Daily Market Commentary

June 15, 2023

Bonds & Stocks
Stocks fell on speculation major central banks will keep interest rates at elevated levels to tame inflation. The Nasdaq 100 underperformed major benchmarks. Federal Reserve officials paused their series of interest-rate hikes Wednesday, but projected borrowing costs will go higher than previously expected, owing to what Chair Jerome Powell called surprisingly persistent inflation and labor-market strength.

Economy
Recent jobless claims data support our view that the labor market is softer than it appears from headline data on payrolls, the unemployment rate, and job openings. However, the labor market hasn't softened enough to put the Fed at ease or alter the balance of risks.
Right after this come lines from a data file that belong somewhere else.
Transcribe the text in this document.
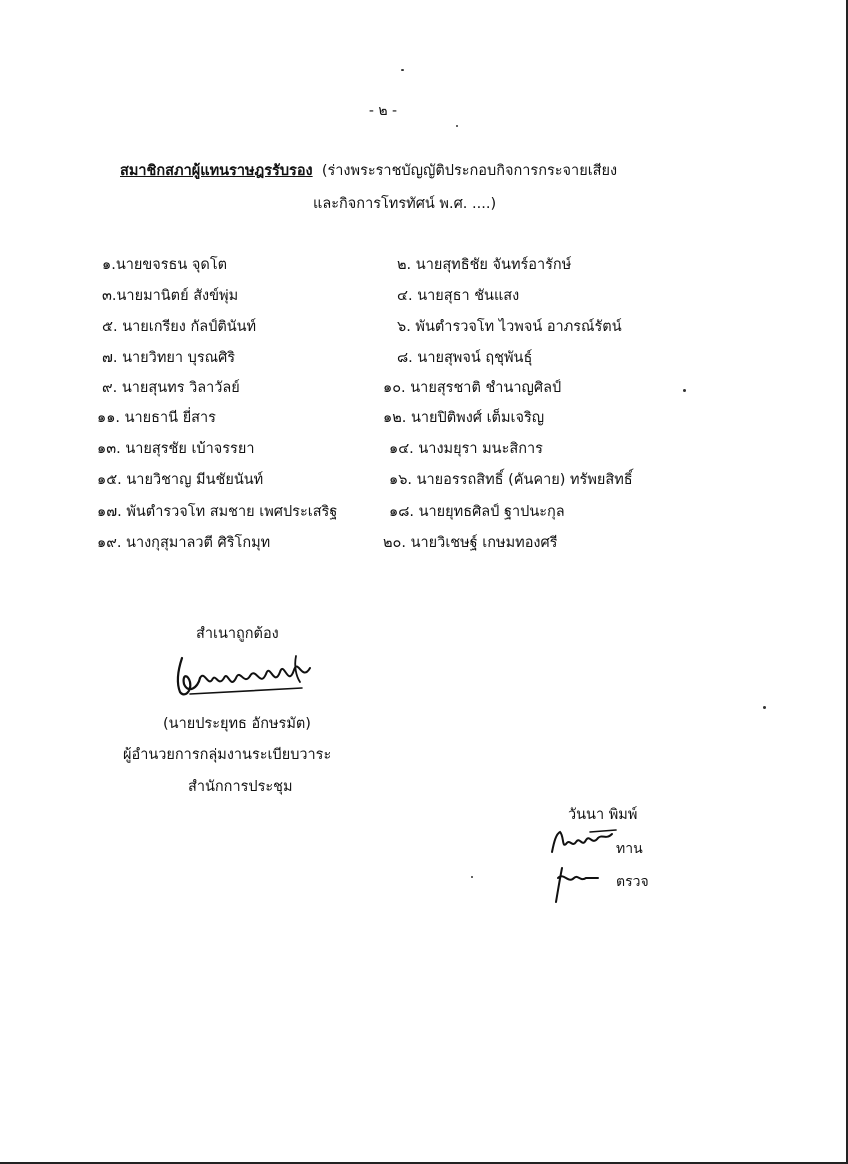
- ๒ -
สมาชิกสภาผู้แทนราษฎรรับรอง (ร่างพระราชบัญญัติประกอบกิจการกระจายเสียง
และกิจการโทรทัศน์ พ.ศ. ....)
๑.นายขจรธน จุดโต	๒. นายสุทธิชัย จันทร์อารักษ์
๓.นายมานิตย์ สังข์พุ่ม	๔. นายสุธา ชันแสง
๕. นายเกรียง กัลป์ตินันท์	๖. พันตำรวจโท ไวพจน์ อาภรณ์รัตน์
๗. นายวิทยา บุรณศิริ	๘. นายสุพจน์ ฤชุพันธุ์
๙. นายสุนทร วิลาวัลย์	๑๐. นายสุรชาติ ชำนาญศิลป์
๑๑. นายธานี ยี่สาร	๑๒. นายปิติพงศ์ เต็มเจริญ
๑๓. นายสุรชัย เบ้าจรรยา	๑๔. นางมยุรา มนะสิการ
๑๕. นายวิชาญ มีนชัยนันท์	๑๖. นายอรรถสิทธิ์ (คันคาย) ทรัพยสิทธิ์
๑๗. พันตำรวจโท สมชาย เพศประเสริฐ	๑๘. นายยุทธศิลป์ ฐาปนะกุล
๑๙. นางกุสุมาลวตี ศิริโกมุท	๒๐. นายวิเชษฐ์ เกษมทองศรี
สำเนาถูกต้อง
(นายประยุทธ อักษรมัต)
ผู้อำนวยการกลุ่มงานระเบียบวาระ
สำนักการประชุม
วันนา พิมพ์
ทาน
ตรวจ
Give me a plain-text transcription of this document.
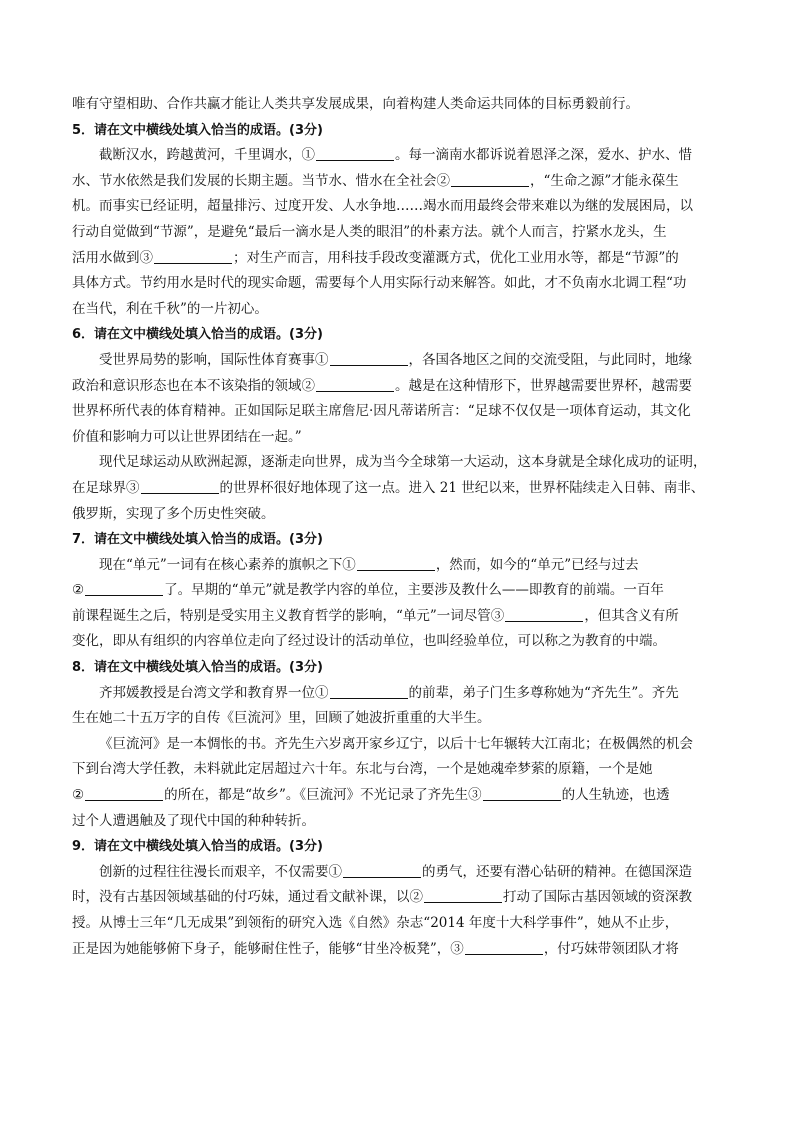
唯有守望相助、合作共赢才能让人类共享发展成果，向着构建人类命运共同体的目标勇毅前行。
5．请在文中横线处填入恰当的成语。(3分)
截断汉水，跨越黄河，千里调水，①	。每一滴南水都诉说着恩泽之深，爱水、护水、惜
水、节水依然是我们发展的长期主题。当节水、惜水在全社会②	，“生命之源”才能永葆生
机。而事实已经证明，超量排污、过度开发、人水争地……竭水而用最终会带来难以为继的发展困局，以
行动自觉做到“节源”，是避免“最后一滴水是人类的眼泪”的朴素方法。就个人而言，拧紧水龙头，生
活用水做到③	；对生产而言，用科技手段改变灌溉方式，优化工业用水等，都是“节源”的
具体方式。节约用水是时代的现实命题，需要每个人用实际行动来解答。如此，才不负南水北调工程“功
在当代，利在千秋”的一片初心。
6．请在文中横线处填入恰当的成语。(3分)
受世界局势的影响，国际性体育赛事①	，各国各地区之间的交流受阻，与此同时，地缘
政治和意识形态也在本不该染指的领域②	。越是在这种情形下，世界越需要世界杯，越需要
世界杯所代表的体育精神。正如国际足联主席詹尼·因凡蒂诺所言：“足球不仅仅是一项体育运动，其文化
价值和影响力可以让世界团结在一起。”
现代足球运动从欧洲起源，逐渐走向世界，成为当今全球第一大运动，这本身就是全球化成功的证明，
在足球界③	的世界杯很好地体现了这一点。进入 21 世纪以来，世界杯陆续走入日韩、南非、
俄罗斯，实现了多个历史性突破。
7．请在文中横线处填入恰当的成语。(3分)
现在“单元”一词有在核心素养的旗帜之下①	，然而，如今的“单元”已经与过去
②	了。早期的“单元”就是教学内容的单位，主要涉及教什么——即教育的前端。一百年
前课程诞生之后，特别是受实用主义教育哲学的影响，“单元”一词尽管③	，但其含义有所
变化，即从有组织的内容单位走向了经过设计的活动单位，也叫经验单位，可以称之为教育的中端。
8．请在文中横线处填入恰当的成语。(3分)
齐邦媛教授是台湾文学和教育界一位①	的前辈，弟子门生多尊称她为“齐先生”。齐先
生在她二十五万字的自传《巨流河》里，回顾了她波折重重的大半生。
《巨流河》是一本惆怅的书。齐先生六岁离开家乡辽宁，以后十七年辗转大江南北；在极偶然的机会
下到台湾大学任教，未料就此定居超过六十年。东北与台湾，一个是她魂牵梦萦的原籍，一个是她
②	的所在，都是“故乡”。《巨流河》不光记录了齐先生③	的人生轨迹，也透
过个人遭遇触及了现代中国的种种转折。
9．请在文中横线处填入恰当的成语。(3分)
创新的过程往往漫长而艰辛，不仅需要①	的勇气，还要有潜心钻研的精神。在德国深造
时，没有古基因领域基础的付巧妹，通过看文献补课，以②	打动了国际古基因领域的资深教
授。从博士三年“几无成果”到领衔的研究入选《自然》杂志“2014 年度十大科学事件”，她从不止步，
正是因为她能够俯下身子，能够耐住性子，能够“甘坐冷板凳”，③	，付巧妹带领团队才将
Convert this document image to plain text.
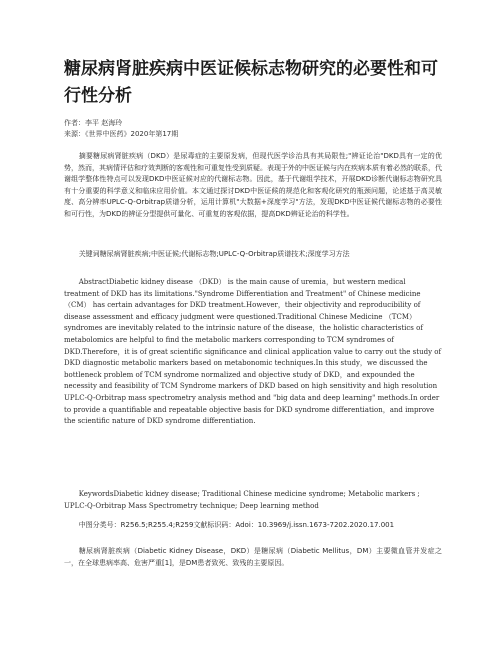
糖尿病肾脏疾病中医证候标志物研究的必要性和可行性分析
作者：李平 赵海玲
来源：《世界中医药》2020年第17期

摘要糖尿病肾脏疾病（DKD）是尿毒症的主要原发病，但现代医学诊治具有其局限性;"辨证论治"DKD具有一定的优势，然而，其病情评估和疗效判断的客观性和可重复性受到质疑。表现于外的中医证候与内在疾病本质有着必然的联系，代谢组学整体性特点可以发现DKD中医证候对应的代谢标志物。因此，基于代谢组学技术，开展DKD诊断代谢标志物研究具有十分重要的科学意义和临床应用价值。本文通过探讨DKD中医证候的规范化和客观化研究的瓶颈问题，论述基于高灵敏度、高分辨率UPLC-Q-Orbitrap质谱分析，运用计算机"大数据+深度学习"方法，发现DKD中医证候代谢标志物的必要性和可行性，为DKD的辨证分型提供可量化、可重复的客观依据，提高DKD辨证论治的科学性。

关键词糖尿病肾脏疾病;中医证候;代谢标志物;UPLC-Q-Orbitrap质谱技术;深度学习方法

AbstractDiabetic kidney disease （DKD） is the main cause of uremia，but western medical treatment of DKD has its limitations."Syndrome Differentiation and Treatment" of Chinese medicine （CM） has certain advantages for DKD treatment.However，their objectivity and reproducibility of disease assessment and efficacy judgment were questioned.Traditional Chinese Medicine （TCM） syndromes are inevitably related to the intrinsic nature of the disease，the holistic characteristics of metabolomics are helpful to find the metabolic markers corresponding to TCM syndromes of DKD.Therefore，it is of great scientific significance and clinical application value to carry out the study of DKD diagnostic metabolic markers based on metabonomic techniques.In this study，we discussed the bottleneck problem of TCM syndrome normalized and objective study of DKD，and expounded the necessity and feasibility of TCM Syndrome markers of DKD based on high sensitivity and high resolution UPLC-Q-Orbitrap mass spectrometry analysis method and "big data and deep learning" methods.In order to provide a quantifiable and repeatable objective basis for DKD syndrome differentiation，and improve the scientific nature of DKD syndrome differentiation.

KeywordsDiabetic kidney disease; Traditional Chinese medicine syndrome; Metabolic markers ; UPLC-Q-Orbitrap Mass Spectrometry technique; Deep learning method

中图分类号：R256.5;R255.4;R259文献标识码：Adoi：10.3969/j.issn.1673-7202.2020.17.001

糖尿病肾脏疾病（Diabetic Kidney Disease，DKD）是糖尿病（Diabetic Mellitus，DM）主要微血管并发症之一，在全球患病率高、危害严重[1]，是DM患者致死、致残的主要原因。
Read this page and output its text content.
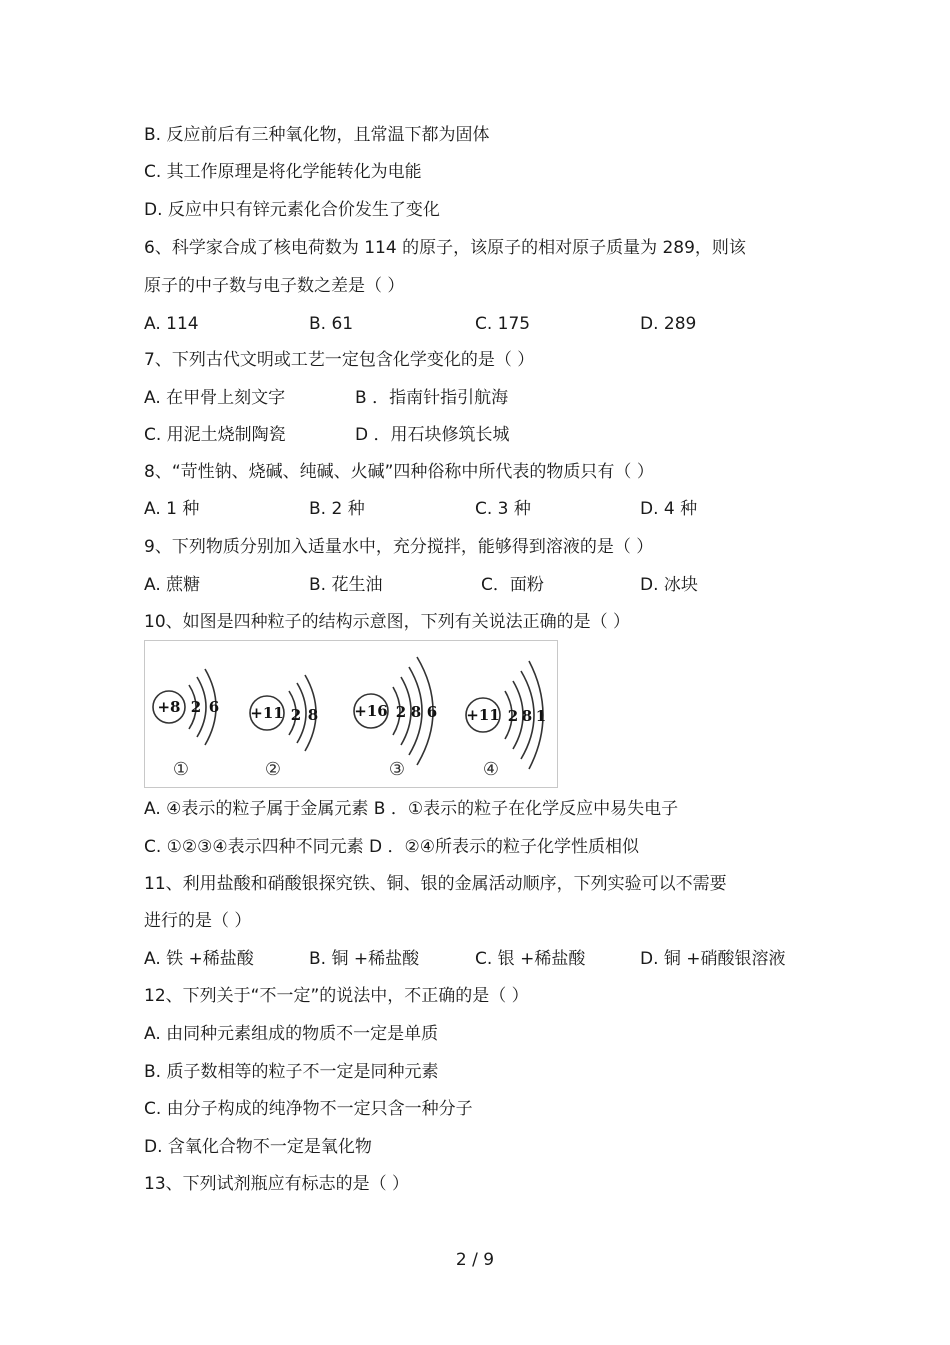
B. 反应前后有三种氧化物，且常温下都为固体
C. 其工作原理是将化学能转化为电能
D. 反应中只有锌元素化合价发生了变化
6、科学家合成了核电荷数为 114 的原子，该原子的相对原子质量为 289，则该
原子的中子数与电子数之差是（ ）
A. 114	B. 61	C. 175	D. 289
7、下列古代文明或工艺一定包含化学变化的是（ ）
A. 在甲骨上刻文字	B ．指南针指引航海
C. 用泥土烧制陶瓷	D ．用石块修筑长城
8、“苛性钠、烧碱、纯碱、火碱”四种俗称中所代表的物质只有（ ）
A. 1 种	B. 2 种	C. 3 种	D. 4 种
9、下列物质分别加入适量水中，充分搅拌，能够得到溶液的是（ ）
A. 蔗糖	B. 花生油	C．面粉	D. 冰块
10、如图是四种粒子的结构示意图，下列有关说法正确的是（ ）
+8 2 6 +11 2 8 +16 2 8 6 +11 2 8 1
①	②	③	④
A. ④表示的粒子属于金属元素 B ．①表示的粒子在化学反应中易失电子
C. ①②③④表示四种不同元素 D ．②④所表示的粒子化学性质相似
11、利用盐酸和硝酸银探究铁、铜、银的金属活动顺序，下列实验可以不需要
进行的是（ ）
A. 铁 +稀盐酸	B. 铜 +稀盐酸	C. 银 +稀盐酸	D. 铜 +硝酸银溶液
12、下列关于“不一定”的说法中，不正确的是（ ）
A. 由同种元素组成的物质不一定是单质
B. 质子数相等的粒子不一定是同种元素
C. 由分子构成的纯净物不一定只含一种分子
D. 含氧化合物不一定是氧化物
13、下列试剂瓶应有标志的是（ ）
2 / 9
Seasonally-adjusted initial unemployment claims held constant at 262k for the week ended June 10, with seasonal factors offsetting an increase of nearly 29k new claims.

World
The European Central Bank lifted interest rates by another quarter-point, with President Christine Lagarde describing a further hike in July as "very likely." Less than a day after the Federal Reserve left borrowing costs unchanged following 10 straight increases, the ECB raised its deposit rate to 3.5% - the highest level in more than two decades and in line with the expectations of economists and traders.

The information represented herein was obtained from various sources, which we believe to be reliable. Neither the information presented nor opinions expressed constitutes an offer to buy or sell any security. And it is not intended to guide the investor on which securities to buy, or when to buy or sell.